May kicked off where April left off with passage continuing on the 3rd with an absolutely stonking full summer Slavonian Grebe at Ogston. This took some finding when I arrived and I had almost given up when it floated into view under the far bank across from the Public Hide. I watched it for a while before it dived and seemingly vanished away. A long wait ensued before I located it again further off. Unfortunately this northern stunner never came close enough for photographs but then showed very well at times from the car park through ‘scopes in the corner below the top car park.
On the 4th it was back up to Carsington on a bright and sunny afternoon to catch up with my first Grey Plover there for years. A drab bird, with black restricted to a patch on the belly, it favoured the corner of Shiningford creek mud and so was fairly distant but very nice to see. Also there, around Horseshoe Island, are a pair of lingering Red crested Pochard.
A walk round Stones produced a few waders and a nice Yellow Wagtail, another herald that spring proper is here.
On the 7th a late afternoon trip to Carsington saw us drop into Sheepwash and see a beautiful Black Tern feeding off the hide. Round at Stones it was a bit of a high Arctic wader fest with 5 Turnstones, Dunlins and Ringed plovers all feeding on the fringes of Stones Island. The birds were feeding along the edge of Stones in a very brisk wind and were roosting together crouched into the wind when we first arrived. They then woke up and became more active, splitting up and beginning to range up and down the bank edge. The Turnstone were their usual selves, tossing and turning quite large stones aside in their rather staid, methodical search for food. The Ringed Plovers were much more restless, running hither and thither in an anxious way, picking at food morsels and seemingly in a hurry to be on their way. The birds all called restlessly at times, obviously wanting to be on their way northbound.

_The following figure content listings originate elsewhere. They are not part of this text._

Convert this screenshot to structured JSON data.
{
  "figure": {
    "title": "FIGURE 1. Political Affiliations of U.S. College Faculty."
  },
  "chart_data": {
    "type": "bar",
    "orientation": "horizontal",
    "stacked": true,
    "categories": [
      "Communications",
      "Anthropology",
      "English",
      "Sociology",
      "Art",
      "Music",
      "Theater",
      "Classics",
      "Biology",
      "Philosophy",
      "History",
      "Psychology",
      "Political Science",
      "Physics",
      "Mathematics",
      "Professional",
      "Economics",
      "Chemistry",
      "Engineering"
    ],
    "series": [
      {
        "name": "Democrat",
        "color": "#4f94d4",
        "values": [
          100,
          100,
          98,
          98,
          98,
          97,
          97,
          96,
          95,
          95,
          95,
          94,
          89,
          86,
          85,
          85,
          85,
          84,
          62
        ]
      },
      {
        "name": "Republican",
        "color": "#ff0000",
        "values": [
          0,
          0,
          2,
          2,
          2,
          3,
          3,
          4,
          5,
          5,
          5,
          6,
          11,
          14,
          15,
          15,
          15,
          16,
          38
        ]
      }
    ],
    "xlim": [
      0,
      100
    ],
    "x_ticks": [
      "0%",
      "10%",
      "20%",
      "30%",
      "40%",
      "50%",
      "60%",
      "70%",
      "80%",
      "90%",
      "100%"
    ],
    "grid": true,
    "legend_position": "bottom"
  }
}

The Greylag’s in front of Sheepwash were escorting 5 tiny fluffy goslings.
The 8th saw no let up in northward migration through the county as a run over to Ogston produced a nice Wood Sandpiper feeding up and down the muddy margins near the public hide. The birds movements seemed grooved in a short length of bank side, always turning at the same spots and setting off back the way it had come, picking at the morsels of food, before again reaching the far end of this invisible track and turning once more to walk with its slightly crouched gait back along the mud.
Whilst watching this a cracking Osprey came in and caught a fish, flying off carrying it.
Also present in front of the Public Hide were 2 Greenshank.
Then it was off up to Carsington again where 2 full adult Grey Plovers had taken up temporary residence on the exact same patch of mud the previous bird had fed on. I wonder what it was about this bit of bank edge that drew 3 of these super birds to the same seemingly insignificant piece of mud, what sets it apart from the seemingly indistinguishable other margins? These two were resplendent in full spring attire with their full black faces and bellies contrasting with the silver grey spangled backs and white shoulders and flank lines.
A smart Oystercatcher was feeding right outside the WLC.
Also on Horseshoe Island this Stock Dove was one of a pair feeding, whilst out on Stones the group of Ringed Plovers were roosting up gathering their selves to start the migration further northwards into spring… some look small and dark Tundra birds?
A really nice surprise was an adult Little Gull feeding out over the reservoir for quite a while. One of my favorite gulls. Also present was a Black Tern.
A late evening walk down Wyver Lane on the 10th was on a beautiful calm and mild spring evening and produced the usual suspects, including the Shelduck that is, I think purely fulled by anger as it chases everything off it can reach!
However a nice surprise as we got back to the car was a loud honking Egyptian Goose that had dropped in. A real rare down there!